We wtorek popołudniu w jednym z mieszkań w Zabrzu odkryto zwłoki 51-latka, który poruszał się na wózku inwalidzkim. - Miał obrażenia głowy - mówi Agnieszka Żyłka, rzeczniczka zabrzańskiej policji.
Zlecono sekcję zwłok i rozpoczęto poszukiwania sprawcy.
Kryminalni z zabrzańskiej komendy ustalili, że podejrzany może przebywać w Warszawie. Nawiązali kontakt z policjantami ze stolicy, którzy zatrzymali na jednym z dworców 19-letniego mężczyznę.
Podejrzany został w środę przewieziony do zabrzańskiej komendy i osadzony w policyjnym areszcie. W czwartek stanął przed prokuratorem, który przedstawił mu zarzut zabójstwa.
Jak informują policjanci, mężczyzna przyznał się do popełnienia czynu, ale odmówił składania wyjaśnień.
Na wniosek prokuratora sąd podjął decyzję o tymczasowym aresztowaniu 19-latka na trzy miesiące. Za zabójstwo grozi mu kara dożywotniego więzienia.
Bo nie chciał płacić czynszu?
Jak nieoficjalnie ustalił reporter TVN24, 19-latek pochodzi z Mazowsza. Do Zabrza przyjechał do swojej 16-letniej dziewczyny i zamieszkali u jej 51-letniego wujka.
W poniedziałek miało dojść do awantury między mężczyznami.
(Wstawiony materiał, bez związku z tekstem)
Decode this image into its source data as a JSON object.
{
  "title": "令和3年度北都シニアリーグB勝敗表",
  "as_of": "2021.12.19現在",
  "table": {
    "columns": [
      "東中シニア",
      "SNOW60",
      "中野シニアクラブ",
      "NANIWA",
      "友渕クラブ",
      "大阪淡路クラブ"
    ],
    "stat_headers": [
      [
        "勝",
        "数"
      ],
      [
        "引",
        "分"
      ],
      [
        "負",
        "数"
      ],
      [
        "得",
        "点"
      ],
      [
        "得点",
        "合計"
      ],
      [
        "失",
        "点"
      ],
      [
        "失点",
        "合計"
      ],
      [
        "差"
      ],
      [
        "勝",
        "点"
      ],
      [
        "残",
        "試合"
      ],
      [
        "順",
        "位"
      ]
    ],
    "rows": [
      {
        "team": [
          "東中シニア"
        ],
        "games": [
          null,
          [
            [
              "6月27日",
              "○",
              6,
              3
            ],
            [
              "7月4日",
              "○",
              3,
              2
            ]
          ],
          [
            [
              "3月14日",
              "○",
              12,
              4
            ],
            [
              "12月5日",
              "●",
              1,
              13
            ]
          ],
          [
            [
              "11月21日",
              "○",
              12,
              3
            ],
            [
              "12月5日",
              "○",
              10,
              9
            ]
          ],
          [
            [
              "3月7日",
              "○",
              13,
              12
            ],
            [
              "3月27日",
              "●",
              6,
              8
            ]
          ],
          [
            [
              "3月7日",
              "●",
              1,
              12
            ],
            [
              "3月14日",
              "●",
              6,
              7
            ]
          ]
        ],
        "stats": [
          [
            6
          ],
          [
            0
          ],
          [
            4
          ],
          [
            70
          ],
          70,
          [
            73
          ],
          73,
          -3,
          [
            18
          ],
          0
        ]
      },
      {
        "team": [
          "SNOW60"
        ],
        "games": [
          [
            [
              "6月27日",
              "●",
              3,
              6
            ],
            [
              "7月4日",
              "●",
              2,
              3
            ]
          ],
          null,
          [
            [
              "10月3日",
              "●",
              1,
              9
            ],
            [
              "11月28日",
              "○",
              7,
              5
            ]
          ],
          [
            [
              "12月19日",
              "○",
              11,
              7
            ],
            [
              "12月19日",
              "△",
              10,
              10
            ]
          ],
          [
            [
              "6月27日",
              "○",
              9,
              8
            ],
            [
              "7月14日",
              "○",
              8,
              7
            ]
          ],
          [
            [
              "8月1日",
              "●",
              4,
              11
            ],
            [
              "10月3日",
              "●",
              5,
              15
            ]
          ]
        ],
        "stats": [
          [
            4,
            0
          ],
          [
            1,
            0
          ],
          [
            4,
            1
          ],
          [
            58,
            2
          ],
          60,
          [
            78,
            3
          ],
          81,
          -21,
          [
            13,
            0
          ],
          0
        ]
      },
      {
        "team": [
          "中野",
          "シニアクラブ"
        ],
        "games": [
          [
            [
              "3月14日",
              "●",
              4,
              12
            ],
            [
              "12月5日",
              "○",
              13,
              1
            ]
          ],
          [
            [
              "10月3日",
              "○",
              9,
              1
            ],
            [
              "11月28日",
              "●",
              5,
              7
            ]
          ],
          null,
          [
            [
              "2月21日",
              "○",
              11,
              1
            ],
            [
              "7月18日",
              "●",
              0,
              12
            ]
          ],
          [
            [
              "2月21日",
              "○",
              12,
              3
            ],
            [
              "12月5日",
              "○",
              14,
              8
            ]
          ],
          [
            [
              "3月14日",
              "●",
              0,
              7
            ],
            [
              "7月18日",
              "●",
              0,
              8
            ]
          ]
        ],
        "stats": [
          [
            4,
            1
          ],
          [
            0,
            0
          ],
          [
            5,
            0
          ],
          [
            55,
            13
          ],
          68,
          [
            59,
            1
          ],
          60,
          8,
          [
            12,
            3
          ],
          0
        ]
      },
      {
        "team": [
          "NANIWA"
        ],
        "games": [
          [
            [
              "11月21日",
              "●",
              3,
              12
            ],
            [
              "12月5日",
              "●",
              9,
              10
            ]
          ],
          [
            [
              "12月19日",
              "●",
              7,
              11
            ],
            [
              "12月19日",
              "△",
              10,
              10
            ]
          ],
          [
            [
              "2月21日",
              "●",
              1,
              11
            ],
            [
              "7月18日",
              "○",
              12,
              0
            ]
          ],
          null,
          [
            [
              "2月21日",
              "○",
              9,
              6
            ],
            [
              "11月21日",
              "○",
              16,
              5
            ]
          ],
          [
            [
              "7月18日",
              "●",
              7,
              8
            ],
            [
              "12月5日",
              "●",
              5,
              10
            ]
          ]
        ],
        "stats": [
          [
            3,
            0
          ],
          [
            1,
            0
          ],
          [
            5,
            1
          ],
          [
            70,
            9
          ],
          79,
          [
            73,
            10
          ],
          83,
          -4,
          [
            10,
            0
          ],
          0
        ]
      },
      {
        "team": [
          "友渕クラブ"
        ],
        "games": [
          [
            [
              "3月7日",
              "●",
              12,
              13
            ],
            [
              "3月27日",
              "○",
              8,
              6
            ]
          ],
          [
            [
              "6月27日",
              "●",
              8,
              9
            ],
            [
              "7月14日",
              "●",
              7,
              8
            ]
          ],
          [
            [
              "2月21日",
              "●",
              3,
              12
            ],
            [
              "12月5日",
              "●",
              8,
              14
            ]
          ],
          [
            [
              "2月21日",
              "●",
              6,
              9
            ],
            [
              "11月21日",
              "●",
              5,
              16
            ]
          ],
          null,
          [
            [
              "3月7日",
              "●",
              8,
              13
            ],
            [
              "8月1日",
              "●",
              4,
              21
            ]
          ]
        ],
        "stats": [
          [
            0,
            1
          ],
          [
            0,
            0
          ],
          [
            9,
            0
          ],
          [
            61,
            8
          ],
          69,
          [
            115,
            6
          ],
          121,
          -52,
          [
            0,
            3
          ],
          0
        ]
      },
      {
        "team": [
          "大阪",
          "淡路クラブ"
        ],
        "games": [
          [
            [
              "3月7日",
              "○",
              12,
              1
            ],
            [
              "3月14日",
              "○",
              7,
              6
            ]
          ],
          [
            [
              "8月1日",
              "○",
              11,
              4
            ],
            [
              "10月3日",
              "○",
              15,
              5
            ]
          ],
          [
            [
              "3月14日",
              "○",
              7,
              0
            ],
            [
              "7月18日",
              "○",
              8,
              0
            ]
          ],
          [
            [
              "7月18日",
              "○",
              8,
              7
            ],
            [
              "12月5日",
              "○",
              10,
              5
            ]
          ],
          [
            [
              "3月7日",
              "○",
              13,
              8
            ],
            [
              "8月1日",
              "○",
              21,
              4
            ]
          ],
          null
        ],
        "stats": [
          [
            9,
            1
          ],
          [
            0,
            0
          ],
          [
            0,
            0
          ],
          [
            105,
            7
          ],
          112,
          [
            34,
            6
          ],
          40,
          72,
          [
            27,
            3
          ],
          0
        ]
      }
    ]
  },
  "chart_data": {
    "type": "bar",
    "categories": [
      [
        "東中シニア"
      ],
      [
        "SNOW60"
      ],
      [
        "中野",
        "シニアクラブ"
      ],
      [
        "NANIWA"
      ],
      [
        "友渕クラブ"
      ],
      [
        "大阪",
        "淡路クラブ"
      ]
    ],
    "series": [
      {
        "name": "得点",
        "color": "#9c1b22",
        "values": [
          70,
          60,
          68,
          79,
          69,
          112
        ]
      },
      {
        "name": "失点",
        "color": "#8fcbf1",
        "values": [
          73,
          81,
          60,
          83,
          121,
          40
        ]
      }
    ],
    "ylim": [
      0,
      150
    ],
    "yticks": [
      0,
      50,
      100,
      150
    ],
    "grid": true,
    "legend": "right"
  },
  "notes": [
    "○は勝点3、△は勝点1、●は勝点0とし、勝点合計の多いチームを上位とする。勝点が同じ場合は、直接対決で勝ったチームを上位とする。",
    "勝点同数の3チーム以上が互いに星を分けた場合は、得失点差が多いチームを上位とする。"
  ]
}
Wujek 16-latki miał mieć pretensje do jej chłopaka, że nie dokłada się do czynszu i jedzenia. Kazał mu się za to spakować i szukać innego lokum.
To, według "Dziennika Zachodniego", miało być przyczyną morderstwa. Jak podaje "Zachodni", 19-latek zmasakrował współlokatorowi głowę młotkiem.
Policja nie potwierdza motywu ani narzędzia zbrodni.
Po całym zdarzeniu podejrzany uciekł do Warszawy. Został tam zatrzymany ze swoją 16-letnią dziewczyną. - Ona nie jest zatrzymana, została przesłuchana w charakterze świadka i wypuszczona do domu - mówi Żyłka.